Ovid Stops Development and Testing of OV101 for Fragile X

Vanda Pinto, PhD avatar

by Vanda Pinto, PhD |

Share this article:

Share article via email
OV101 work stops

Ovid Therapeutics announced it is discontinuing work to further develop or test OV101 (gaboxadol) as a potential treatment of fragile X syndrome.

Although OV101 was found to be safe and well tolerated in multiple clinical trials, its overall efficacy in these studies fell short, Ovid Therapeutics said in a press release.

The company now plans to shift its focus to the development of its early stage pipeline, which include OV882, a short hairpin RNA (shRNA) therapy for patients with Angelman syndrome.

“Ovid has always taken a disciplined approach to its investments,” Jeremy M. Levin, PhD, chairman and CEO of Ovid Therapeutics, said. “While we are disappointed in the outcome for OV101, our resources are now squarely focused on a very promising pipeline in rare neurological diseases, including Angelman syndrome.”

OV101 was developed to selectively activate the GABAA receptor and restore tonic inhibition — a process that occurs in the brain and allows the identification of inhibitory and excitatory signals — in people with fragile X and Angelman syndromes.

Several clinical trials were carried out by Ovid Therapeutics to test its safety and efficacy for both disorders.

Results from the ROCKET Phase 2 trial (NCT03697161), which enrolled 23 males with fragile X, ages 13 to 22, showed that a 5 mg dose of OV101, once, twice, or three times each day for 12 weeks was well-tolerated. Data also suggested that OV101 could significantly eased behavioral and functional symptoms.

Meanwhile, other clinical trials evaluated the safety and efficacy of OV101 for Angelman syndrome. Although the company did not provide specifics, it reported that the combined results regarding OV101’s efficacy failed to meet expectations.

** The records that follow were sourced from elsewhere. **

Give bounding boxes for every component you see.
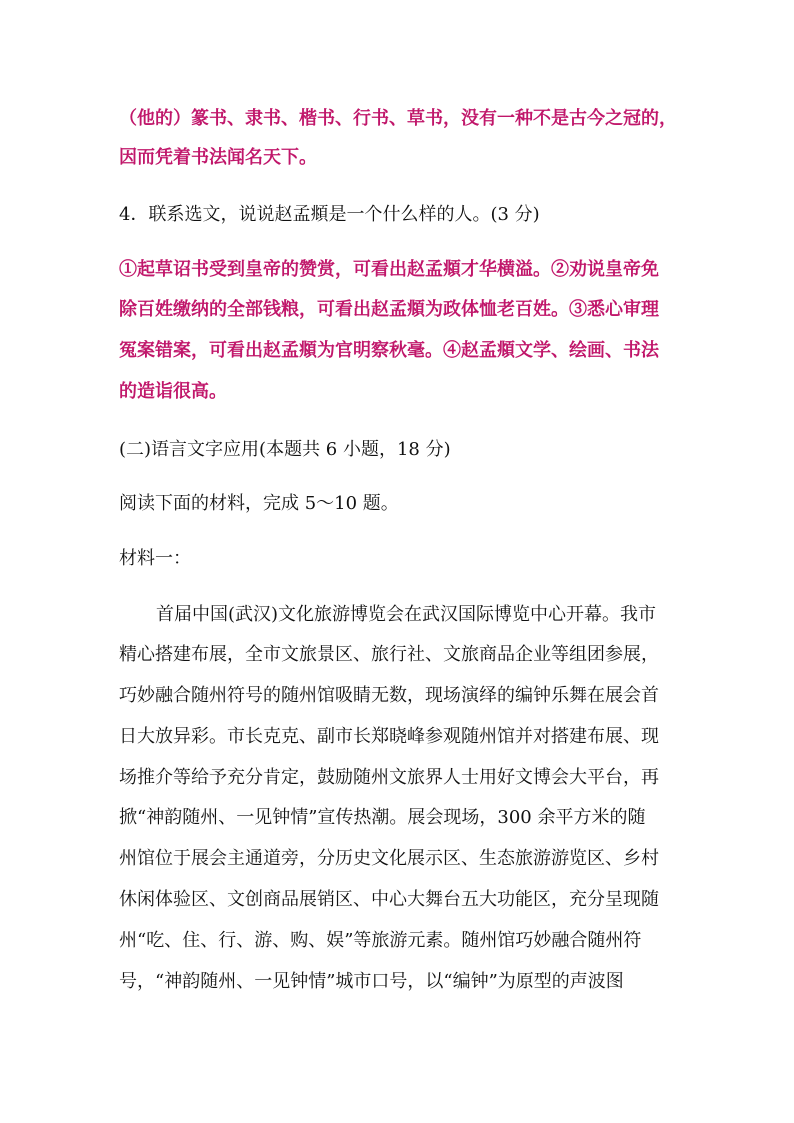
material-1-line-7: 州馆位于展会主通道旁，分历史文化展示区、生态旅游游览区、乡村: [119, 848, 659, 869]
material-1-label: 材料一：: [119, 548, 191, 569]
answer-3-line-1: （他的）篆书、隶书、楷书、行书、草书，没有一种不是古今之冠的，: [119, 108, 677, 129]
answer-4-line-2: 除百姓缴纳的全部钱粮，可看出赵孟頫为政体恤老百姓。③悉心审理: [119, 299, 659, 320]
material-1-line-5: 场推介等给予充分肯定，鼓励随州文旅界人士用好文博会大平台，再: [119, 767, 659, 788]
material-1-line-2: 精心搭建布展，全市文旅景区、旅行社、文旅商品企业等组团参展，: [119, 644, 659, 665]
material-1-line-1: 首届中国(武汉)文化旅游博览会在武汉国际博览中心开幕。我市: [156, 604, 657, 625]
material-1-line-3: 巧妙融合随州符号的随州馆吸睛无数，现场演绎的编钟乐舞在展会首: [119, 685, 659, 706]
material-1-line-4: 日大放异彩。市长克克、副市长郑晓峰参观随州馆并对搭建布展、现: [119, 726, 659, 747]
answer-4-line-3: 冤案错案，可看出赵孟頫为官明察秋毫。④赵孟頫文学、绘画、书法: [119, 340, 659, 361]
answer-4-line-1: ①起草诏书受到皇帝的赞赏，可看出赵孟頫才华横溢。②劝说皇帝免: [119, 259, 659, 280]
section-2-title: (二)语言文字应用(本题共 6 小题，18 分): [119, 439, 451, 460]
material-1-line-10: 号，“神韵随州、一见钟情”城市口号，以“编钟”为原型的声波图: [119, 971, 624, 992]
material-1-line-6: 掀“神韵随州、一见钟情”宣传热潮。展会现场，300 余平方米的随: [119, 807, 646, 828]
material-1-line-9: 州“吃、住、行、游、购、娱”等旅游元素。随州馆巧妙融合随州符: [119, 930, 642, 951]
answer-3-line-2: 因而凭着书法闻名天下。: [119, 147, 317, 168]
reading-instruction: 阅读下面的材料，完成 5～10 题。: [119, 493, 399, 514]
material-1-line-8: 休闲体验区、文创商品展销区、中心大舞台五大功能区，充分呈现随: [119, 889, 659, 910]
answer-4-line-4: 的造诣很高。: [119, 381, 227, 402]
question-4: 4．联系选文，说说赵孟頫是一个什么样的人。(3 分): [119, 204, 540, 225]
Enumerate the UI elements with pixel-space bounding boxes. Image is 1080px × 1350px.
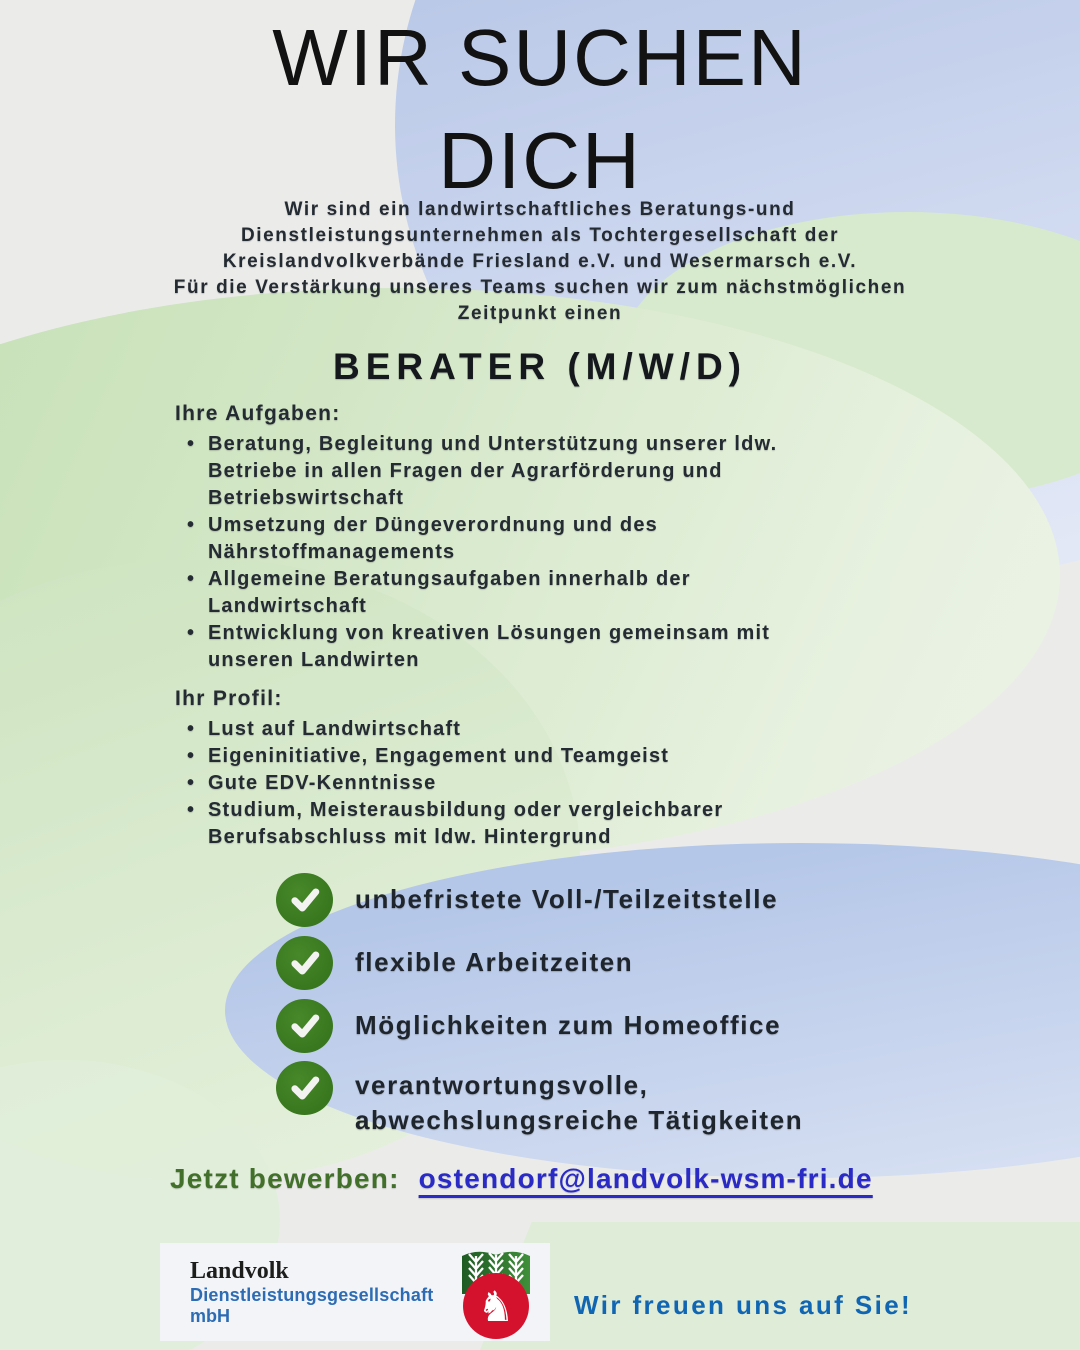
check-icon: [276, 936, 333, 990]
landvolk-logo: [160, 1243, 550, 1341]
section-profile: [175, 687, 815, 851]
poster-title-line2: DICH: [438, 116, 642, 205]
intro-line: Für die Verstärkung unseres Teams suchen wir zum nächstmöglichen: [173, 277, 907, 298]
profile-list: [175, 716, 815, 851]
profile-item: • Eigeninitiative, Engagement und Teamgeist: [175, 743, 815, 770]
intro-line: Dienstleistungsunternehmen als Tochtergesellschaft der: [240, 225, 840, 246]
benefit-label: Möglichkeiten zum Homeoffice: [355, 1010, 782, 1040]
logo-subtitle: Dienstleistungsgesellschaft: [190, 1285, 434, 1306]
horse-icon: ♞: [477, 1282, 515, 1331]
apply-label: Jetzt bewerben:: [170, 1163, 400, 1194]
logo-mbh: mbH: [190, 1305, 230, 1326]
task-item: • Entwicklung von kreativen Lösungen gemeinsam mit unseren Landwirten: [175, 620, 815, 674]
intro-line: Wir sind ein landwirtschaftliches Beratungs-und: [284, 199, 796, 220]
check-icon: [276, 999, 333, 1053]
profile-item: • Gute EDV-Kenntnisse: [175, 770, 815, 797]
benefit-label: unbefristete Voll-/Teilzeitstelle: [355, 884, 779, 914]
profile-heading: Ihr Profil:: [175, 687, 283, 710]
benefit-row: [276, 1061, 803, 1138]
benefit-label: flexible Arbeitzeiten: [355, 947, 634, 977]
benefit-row: [276, 935, 803, 990]
benefit-row: [276, 998, 803, 1053]
profile-item: • Studium, Meisterausbildung oder vergleichbarer Berufsabschluss mit ldw. Hintergrund: [175, 797, 815, 851]
apply-line: [170, 1163, 873, 1195]
task-item: • Beratung, Begleitung und Unterstützung unserer ldw. Betriebe in allen Fragen der Agrarförderung und Betriebswirtschaft: [175, 431, 815, 512]
tasks-list: [175, 431, 815, 674]
landvolk-crest-icon: [456, 1247, 536, 1341]
closing-text: Wir freuen uns auf Sie!: [574, 1290, 913, 1320]
logo-name: Landvolk: [190, 1257, 289, 1284]
task-item: • Umsetzung der Düngeverordnung und des Nährstoffmanagements: [175, 512, 815, 566]
benefits-list: [276, 872, 803, 1146]
apply-email-link[interactable]: ostendorf@landvolk-wsm-fri.de: [418, 1163, 873, 1194]
intro-paragraph: [0, 197, 1080, 327]
benefit-row: [276, 872, 803, 927]
job-title: BERATER (M/W/D): [332, 346, 748, 387]
poster-title-line1: WIR SUCHEN: [272, 13, 808, 102]
section-tasks: [175, 402, 815, 674]
footer: [160, 1243, 912, 1341]
poster-title: [0, 6, 1080, 212]
intro-line: Kreislandvolkverbände Friesland e.V. und Wesermarsch e.V.: [222, 251, 858, 272]
benefit-label: verantwortungsvolle, abwechslungsreiche Tätigkeiten: [355, 1070, 804, 1135]
profile-item: • Lust auf Landwirtschaft: [175, 716, 815, 743]
check-icon: [276, 1061, 333, 1115]
tasks-heading: Ihre Aufgaben:: [175, 402, 341, 425]
intro-line: Zeitpunkt einen: [457, 303, 623, 324]
check-icon: [276, 873, 333, 927]
landvolk-logo-text: [190, 1258, 433, 1327]
task-item: • Allgemeine Beratungsaufgaben innerhalb der Landwirtschaft: [175, 566, 815, 620]
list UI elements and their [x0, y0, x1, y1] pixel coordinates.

“Ovid would like to thank everyone who participated in our OV101 clinical trials, including those with Angelman syndrome and Fragile X syndrome, families and investigators, to whom we remain committed to finding solutions for rare neurological disorders,” Levin said.

Ovid also announced recently completing an agreement with Takeda Therapeutics giving that company global rights to develop and commercialize soticlestat (TAK-935/OV935) for the treatment of developmental and epileptic encephalopathies.